While Mahaffey is planning to present at youth groups and high schools, her primary focus is on middle school-aged children because that age group is the most common to be sold into sex trafficking, she said. “I felt like this could really empower the kids. I think that they’re really overlooked – they’re the most vulnerable, but they’re also the most powerful,” Mahaffey said.
She tries to relate to kids by focusing on trafficking through the lens of the Internet and smart Internet practices, considering many instances of trafficking in the U.S. happen as a result of children being online. About one-third of the estimated 30 million children online will go and meet a person they met online. However, at the point they go and meet them, that person isn’t really considered a stranger anymore. “It’s the fact that these kids have known someone online for a year and then they say, ‘we’re friends so I’ll go meet them,’” Mahaffey said. In her presentations, Mahaffey will stress the importance of only adding people you are familiar with, as well as not meeting in person people you only know online. If you have to meet with someone, don’t go alone, she said.

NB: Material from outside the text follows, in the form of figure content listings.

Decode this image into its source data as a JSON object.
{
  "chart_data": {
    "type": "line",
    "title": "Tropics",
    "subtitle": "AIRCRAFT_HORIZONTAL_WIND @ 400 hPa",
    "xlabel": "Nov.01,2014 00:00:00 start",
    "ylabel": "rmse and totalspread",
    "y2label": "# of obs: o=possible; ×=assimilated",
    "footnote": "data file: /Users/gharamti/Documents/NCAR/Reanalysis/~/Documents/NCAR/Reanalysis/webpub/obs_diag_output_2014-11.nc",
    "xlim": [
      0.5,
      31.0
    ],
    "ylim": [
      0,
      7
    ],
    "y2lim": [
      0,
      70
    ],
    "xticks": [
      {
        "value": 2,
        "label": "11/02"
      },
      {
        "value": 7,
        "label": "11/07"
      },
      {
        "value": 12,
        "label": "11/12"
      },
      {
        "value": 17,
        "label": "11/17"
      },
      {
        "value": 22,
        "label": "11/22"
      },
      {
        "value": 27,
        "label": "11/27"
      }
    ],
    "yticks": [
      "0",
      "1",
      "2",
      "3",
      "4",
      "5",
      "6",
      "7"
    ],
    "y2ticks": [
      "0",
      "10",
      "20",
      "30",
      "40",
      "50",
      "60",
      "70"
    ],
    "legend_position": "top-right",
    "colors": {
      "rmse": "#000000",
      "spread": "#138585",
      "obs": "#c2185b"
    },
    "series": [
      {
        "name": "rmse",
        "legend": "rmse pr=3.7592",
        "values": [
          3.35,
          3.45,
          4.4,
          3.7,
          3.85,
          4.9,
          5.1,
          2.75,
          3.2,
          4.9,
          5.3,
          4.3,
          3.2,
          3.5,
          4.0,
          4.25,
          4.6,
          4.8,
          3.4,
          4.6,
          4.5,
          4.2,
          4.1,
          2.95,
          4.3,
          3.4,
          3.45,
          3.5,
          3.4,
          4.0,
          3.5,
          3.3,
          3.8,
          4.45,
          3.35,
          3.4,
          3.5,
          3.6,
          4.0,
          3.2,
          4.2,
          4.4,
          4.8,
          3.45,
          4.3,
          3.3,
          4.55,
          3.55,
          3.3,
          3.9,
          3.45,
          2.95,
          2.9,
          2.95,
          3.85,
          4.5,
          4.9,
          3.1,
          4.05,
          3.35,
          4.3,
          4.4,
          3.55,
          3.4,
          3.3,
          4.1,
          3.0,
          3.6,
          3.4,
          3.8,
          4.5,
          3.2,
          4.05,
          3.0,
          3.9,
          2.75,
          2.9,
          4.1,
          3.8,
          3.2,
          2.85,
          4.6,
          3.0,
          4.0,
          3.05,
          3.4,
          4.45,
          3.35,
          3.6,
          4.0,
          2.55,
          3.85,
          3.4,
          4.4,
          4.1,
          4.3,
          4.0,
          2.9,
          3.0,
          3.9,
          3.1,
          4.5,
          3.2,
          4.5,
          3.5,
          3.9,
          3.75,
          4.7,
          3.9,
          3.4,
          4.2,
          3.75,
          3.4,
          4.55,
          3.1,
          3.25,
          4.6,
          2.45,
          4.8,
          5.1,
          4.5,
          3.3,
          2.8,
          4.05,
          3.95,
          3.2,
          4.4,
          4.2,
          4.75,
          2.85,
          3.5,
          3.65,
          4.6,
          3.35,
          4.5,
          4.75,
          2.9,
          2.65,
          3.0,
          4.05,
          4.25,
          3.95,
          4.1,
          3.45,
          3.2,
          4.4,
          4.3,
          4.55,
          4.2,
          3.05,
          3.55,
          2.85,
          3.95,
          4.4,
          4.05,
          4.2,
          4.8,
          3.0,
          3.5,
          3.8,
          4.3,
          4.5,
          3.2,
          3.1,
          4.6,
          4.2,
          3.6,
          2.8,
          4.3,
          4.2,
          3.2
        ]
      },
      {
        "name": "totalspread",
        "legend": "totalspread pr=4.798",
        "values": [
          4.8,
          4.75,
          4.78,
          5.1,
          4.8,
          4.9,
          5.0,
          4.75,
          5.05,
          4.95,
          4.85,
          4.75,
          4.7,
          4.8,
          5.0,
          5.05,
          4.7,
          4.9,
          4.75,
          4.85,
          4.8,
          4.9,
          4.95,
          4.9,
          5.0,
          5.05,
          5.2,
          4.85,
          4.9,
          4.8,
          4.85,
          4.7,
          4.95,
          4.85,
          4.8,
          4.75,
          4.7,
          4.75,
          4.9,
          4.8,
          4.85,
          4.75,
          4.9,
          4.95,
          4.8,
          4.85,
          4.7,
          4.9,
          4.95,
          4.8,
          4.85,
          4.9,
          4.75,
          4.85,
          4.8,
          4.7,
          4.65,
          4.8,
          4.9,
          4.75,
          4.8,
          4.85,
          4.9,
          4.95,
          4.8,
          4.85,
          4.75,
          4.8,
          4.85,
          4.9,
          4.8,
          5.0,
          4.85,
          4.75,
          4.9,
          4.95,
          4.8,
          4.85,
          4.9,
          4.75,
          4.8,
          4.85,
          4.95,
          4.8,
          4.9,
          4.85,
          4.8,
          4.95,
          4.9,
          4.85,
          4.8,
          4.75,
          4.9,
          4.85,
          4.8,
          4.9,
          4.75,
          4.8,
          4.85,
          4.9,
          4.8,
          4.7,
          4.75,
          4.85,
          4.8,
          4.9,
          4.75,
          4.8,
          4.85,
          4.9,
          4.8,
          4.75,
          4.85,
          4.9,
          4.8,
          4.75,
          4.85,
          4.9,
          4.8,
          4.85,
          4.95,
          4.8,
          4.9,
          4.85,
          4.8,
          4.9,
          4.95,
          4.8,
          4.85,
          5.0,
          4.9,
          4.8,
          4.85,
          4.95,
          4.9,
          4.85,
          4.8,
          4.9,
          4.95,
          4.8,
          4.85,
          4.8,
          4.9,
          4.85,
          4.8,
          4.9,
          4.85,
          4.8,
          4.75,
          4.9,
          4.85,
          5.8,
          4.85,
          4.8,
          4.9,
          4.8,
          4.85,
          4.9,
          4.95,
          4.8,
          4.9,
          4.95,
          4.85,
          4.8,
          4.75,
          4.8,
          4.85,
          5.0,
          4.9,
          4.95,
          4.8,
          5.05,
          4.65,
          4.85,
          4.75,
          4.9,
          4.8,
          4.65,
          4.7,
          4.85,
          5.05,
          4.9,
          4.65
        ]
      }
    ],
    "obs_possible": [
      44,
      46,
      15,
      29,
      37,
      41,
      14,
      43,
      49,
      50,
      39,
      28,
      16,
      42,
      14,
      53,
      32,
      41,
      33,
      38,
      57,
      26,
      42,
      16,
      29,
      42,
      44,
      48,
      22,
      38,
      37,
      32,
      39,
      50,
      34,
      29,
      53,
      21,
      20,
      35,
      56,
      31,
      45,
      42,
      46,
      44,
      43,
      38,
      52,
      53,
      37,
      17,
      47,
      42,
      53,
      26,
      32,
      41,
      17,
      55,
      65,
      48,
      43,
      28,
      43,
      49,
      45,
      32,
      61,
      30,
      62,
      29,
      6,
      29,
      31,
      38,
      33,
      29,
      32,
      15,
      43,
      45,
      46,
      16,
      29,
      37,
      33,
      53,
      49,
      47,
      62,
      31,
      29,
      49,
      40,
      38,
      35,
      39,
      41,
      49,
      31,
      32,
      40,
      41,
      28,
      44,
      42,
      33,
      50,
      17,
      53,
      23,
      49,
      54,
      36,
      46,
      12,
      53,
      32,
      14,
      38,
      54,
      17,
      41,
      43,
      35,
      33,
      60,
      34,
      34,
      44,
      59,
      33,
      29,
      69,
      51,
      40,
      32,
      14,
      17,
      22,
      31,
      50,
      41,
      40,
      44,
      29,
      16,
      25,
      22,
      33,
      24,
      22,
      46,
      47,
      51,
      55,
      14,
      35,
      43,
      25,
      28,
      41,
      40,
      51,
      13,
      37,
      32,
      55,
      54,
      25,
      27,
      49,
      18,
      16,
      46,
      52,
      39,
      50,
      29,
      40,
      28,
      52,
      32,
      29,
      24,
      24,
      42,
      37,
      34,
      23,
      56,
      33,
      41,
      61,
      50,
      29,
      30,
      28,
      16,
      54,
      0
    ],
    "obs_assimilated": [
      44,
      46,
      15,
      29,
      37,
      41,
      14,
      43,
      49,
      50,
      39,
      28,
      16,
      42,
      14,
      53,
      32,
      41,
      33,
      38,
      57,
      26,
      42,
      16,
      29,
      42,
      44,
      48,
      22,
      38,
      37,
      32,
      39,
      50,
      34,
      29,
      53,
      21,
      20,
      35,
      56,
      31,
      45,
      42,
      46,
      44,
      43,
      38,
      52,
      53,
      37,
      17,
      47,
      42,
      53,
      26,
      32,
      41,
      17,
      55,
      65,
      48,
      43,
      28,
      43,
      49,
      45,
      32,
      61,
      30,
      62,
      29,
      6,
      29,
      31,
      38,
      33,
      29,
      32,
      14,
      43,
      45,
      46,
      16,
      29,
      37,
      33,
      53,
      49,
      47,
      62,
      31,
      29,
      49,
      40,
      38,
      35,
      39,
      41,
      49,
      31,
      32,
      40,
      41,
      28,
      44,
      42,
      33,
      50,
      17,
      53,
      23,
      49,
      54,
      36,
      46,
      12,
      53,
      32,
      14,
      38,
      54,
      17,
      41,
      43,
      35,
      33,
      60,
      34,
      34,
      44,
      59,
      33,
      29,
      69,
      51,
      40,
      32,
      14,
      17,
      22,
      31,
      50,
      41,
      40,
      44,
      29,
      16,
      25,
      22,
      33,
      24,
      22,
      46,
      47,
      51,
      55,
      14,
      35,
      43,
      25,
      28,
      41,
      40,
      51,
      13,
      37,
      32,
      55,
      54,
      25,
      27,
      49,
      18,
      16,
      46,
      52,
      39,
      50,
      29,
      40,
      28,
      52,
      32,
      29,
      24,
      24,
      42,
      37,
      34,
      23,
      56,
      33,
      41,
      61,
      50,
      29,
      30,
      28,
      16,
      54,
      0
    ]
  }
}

One of the issues facing the discussion of trafficking right now is that it’s almost taboo, or at least comes coated with negative connotations, and some parents or school administrators aren’t comfortable discussing trafficking with children. “I think it’s really sad that parents don’t want to have these conversations with their kids … You need to be having those conversations,” said John Putnam, public relations and human relations junior, who is working with Mahaffey.